SLURM Job Output#

Reading .out and .err Files – critical for debugging

When you submit a SLURM job using:

sbatch job.slurm

SLURM automatically captures your program’s output in two key files:

File

Description

output.<jobid>.out

Captures standard output — anything your script prints via print, puts, stdout, or from the solver.

output.<jobid>.err

Captures standard error — runtime errors, syntax issues, missing files, MPI problems, etc.

These files are automatically named using the job ID and should be your first stop when debugging a failed or stalled job.

Example#

You will find the output files in the base folder of where your SLURM job was executed, or tranferred to.

What to Look For#

  • *.out – Standard Output

    This file logs the normal progress of your job, such as:

    • Echoed input parameters or timestamps

    • Printed results or summaries

    • Completion messages from OpenSees or your script

    • Debugging output you inserted (e.g., print("step 1 done"))

    If this file is empty, it might mean your script failed very early, before any standard output was produced.

  • *.err – Standard Error*

    This file contains critical diagnostics:

    • Tcl or Python syntax errors

    • Missing or misnamed input files

    • Failed module loads (e.g., a missing OpenSees executable)

    • MPI startup issues (OpenSeesSP or OpenSeesMP)

    • Permission problems (e.g., trying to write to a read-only directory)

    Even if your job produced output, always check the .err file — it may reveal warnings or silent failures that don’t stop the job but indicate something went wrong.

Best Practice#

Always check both files after a job finishes (or fails). These files files are stored with your input script. You can view them in JupyterHub or the Data Depot, which you’d access from the Job-Status page.

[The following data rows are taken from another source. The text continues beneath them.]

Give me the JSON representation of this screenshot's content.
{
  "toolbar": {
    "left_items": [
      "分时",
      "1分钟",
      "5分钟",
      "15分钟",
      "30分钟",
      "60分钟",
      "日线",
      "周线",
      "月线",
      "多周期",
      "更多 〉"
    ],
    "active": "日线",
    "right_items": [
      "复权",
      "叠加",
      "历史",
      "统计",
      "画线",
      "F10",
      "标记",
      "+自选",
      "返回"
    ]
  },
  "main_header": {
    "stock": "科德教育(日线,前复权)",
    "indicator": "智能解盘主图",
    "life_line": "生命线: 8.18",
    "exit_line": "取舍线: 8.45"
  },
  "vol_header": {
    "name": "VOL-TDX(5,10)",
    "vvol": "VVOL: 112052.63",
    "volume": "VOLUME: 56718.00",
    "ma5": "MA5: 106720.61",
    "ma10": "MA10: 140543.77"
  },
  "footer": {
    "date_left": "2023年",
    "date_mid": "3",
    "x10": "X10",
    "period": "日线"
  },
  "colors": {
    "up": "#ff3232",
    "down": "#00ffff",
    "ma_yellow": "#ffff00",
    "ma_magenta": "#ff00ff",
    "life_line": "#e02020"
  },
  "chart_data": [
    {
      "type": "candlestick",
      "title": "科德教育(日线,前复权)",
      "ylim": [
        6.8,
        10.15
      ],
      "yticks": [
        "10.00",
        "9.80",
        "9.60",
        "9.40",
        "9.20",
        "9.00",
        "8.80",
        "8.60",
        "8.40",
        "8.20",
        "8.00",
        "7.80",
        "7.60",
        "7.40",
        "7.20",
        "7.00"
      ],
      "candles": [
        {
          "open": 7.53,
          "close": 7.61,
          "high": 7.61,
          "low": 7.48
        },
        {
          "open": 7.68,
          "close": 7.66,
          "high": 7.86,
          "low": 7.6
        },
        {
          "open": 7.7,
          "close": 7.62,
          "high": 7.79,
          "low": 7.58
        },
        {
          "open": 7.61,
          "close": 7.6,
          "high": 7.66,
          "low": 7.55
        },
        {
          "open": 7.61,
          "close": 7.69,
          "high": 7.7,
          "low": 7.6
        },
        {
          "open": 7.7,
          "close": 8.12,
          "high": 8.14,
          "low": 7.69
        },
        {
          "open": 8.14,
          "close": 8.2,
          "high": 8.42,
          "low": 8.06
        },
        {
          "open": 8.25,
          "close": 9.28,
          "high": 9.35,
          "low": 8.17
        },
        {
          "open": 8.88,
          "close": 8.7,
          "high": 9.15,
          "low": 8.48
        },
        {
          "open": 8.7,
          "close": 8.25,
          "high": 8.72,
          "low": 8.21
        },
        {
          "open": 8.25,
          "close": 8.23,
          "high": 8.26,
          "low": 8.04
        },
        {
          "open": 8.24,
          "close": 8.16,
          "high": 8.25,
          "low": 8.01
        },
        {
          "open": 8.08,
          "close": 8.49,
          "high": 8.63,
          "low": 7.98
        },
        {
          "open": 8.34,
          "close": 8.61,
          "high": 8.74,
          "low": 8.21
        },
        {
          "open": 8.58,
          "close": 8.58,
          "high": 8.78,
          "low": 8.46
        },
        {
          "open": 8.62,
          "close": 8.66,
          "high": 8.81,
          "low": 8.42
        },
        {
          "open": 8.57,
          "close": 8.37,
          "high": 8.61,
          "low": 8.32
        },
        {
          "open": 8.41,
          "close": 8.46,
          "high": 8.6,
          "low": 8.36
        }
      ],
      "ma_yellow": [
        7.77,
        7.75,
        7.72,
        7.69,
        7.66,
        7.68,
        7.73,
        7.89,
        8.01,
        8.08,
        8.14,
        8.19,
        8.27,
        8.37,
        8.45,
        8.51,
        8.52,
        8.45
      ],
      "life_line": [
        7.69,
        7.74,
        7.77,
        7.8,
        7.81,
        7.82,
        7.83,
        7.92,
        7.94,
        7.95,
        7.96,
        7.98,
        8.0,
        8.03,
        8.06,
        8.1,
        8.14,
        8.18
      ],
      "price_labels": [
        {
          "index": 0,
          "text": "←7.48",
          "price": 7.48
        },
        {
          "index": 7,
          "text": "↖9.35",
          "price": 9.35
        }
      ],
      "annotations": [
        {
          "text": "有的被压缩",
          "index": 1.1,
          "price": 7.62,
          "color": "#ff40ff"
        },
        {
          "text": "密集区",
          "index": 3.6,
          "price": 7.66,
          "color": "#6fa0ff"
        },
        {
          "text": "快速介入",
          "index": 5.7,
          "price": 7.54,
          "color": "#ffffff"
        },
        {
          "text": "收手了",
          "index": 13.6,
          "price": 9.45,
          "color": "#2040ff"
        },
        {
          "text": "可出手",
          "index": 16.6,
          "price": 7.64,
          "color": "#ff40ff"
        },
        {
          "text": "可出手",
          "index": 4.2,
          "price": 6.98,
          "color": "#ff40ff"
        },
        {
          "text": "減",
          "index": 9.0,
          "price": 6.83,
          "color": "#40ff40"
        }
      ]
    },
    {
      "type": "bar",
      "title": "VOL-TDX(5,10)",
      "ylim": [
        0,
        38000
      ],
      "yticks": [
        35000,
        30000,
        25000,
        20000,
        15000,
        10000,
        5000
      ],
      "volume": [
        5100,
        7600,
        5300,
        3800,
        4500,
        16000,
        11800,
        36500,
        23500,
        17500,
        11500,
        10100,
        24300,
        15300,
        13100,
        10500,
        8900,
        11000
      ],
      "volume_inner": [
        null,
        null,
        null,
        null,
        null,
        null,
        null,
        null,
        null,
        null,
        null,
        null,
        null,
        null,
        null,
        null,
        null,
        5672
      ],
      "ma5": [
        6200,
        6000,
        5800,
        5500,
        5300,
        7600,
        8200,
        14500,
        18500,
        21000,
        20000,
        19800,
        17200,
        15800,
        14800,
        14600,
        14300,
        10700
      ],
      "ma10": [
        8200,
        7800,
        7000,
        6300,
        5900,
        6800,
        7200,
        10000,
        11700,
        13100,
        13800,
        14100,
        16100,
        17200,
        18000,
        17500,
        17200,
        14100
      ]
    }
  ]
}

In most cases, they will tell you exactly what went wrong, or confirm that your job completed successfully.

If you’re debugging an OpenSees model, this is where you’ll find:

  • The stack trace of a failed script

  • Errors about file paths, mesh loading, or convergence issues

  • Output from puts or print statements that help trace execution

Failed Job Example#

Check the files:

  • xxxxx.err:

    mpirun: error: unable to open hostfile: No such file or directory
    ERROR: MPI process failed to start
    child process exited abnormally
    
  • xxxx.out:

    <empty>
    
  • Diagnosis:

    MPI tried to launch OpenSeesSP but couldn’t find the required hostfile. This typically happens when:

    • You didn’t request multiple nodes but your environment needs one

    • Your mpirun configuration doesn’t match the scheduler

    • OpenSees isn’t correctly installed or loaded

Troubleshooting Checklist#

Use this list when your SLURM job doesn’t behave as expected:

Step

What to Check

File

1

Did the job run at all? Look for start/stop messages.

.out

2

Is there a syntax or runtime error?

.err

3

Any missing input files or path typos?

.err

4

Are MPI commands/formats correct?

.err

5

Are you using the correct executable (OpenSees, OpenSeesSP)?

.out / .err

6

Does the output stop partway through? Check for crashes.

.out / .err

7

Does your script use absolute or relative paths?

Both

8

Is there a SLURM-specific error (e.g., exceeded time limit)?

.err

Tip

  • Empty .out file? Your job likely failed before any output was printed.

  • Empty .err file? Great! But check .out for unexpected early exits.

  • Still unsure? Insert puts "Starting..." or print("Reached step 2") to help trace the point of failure.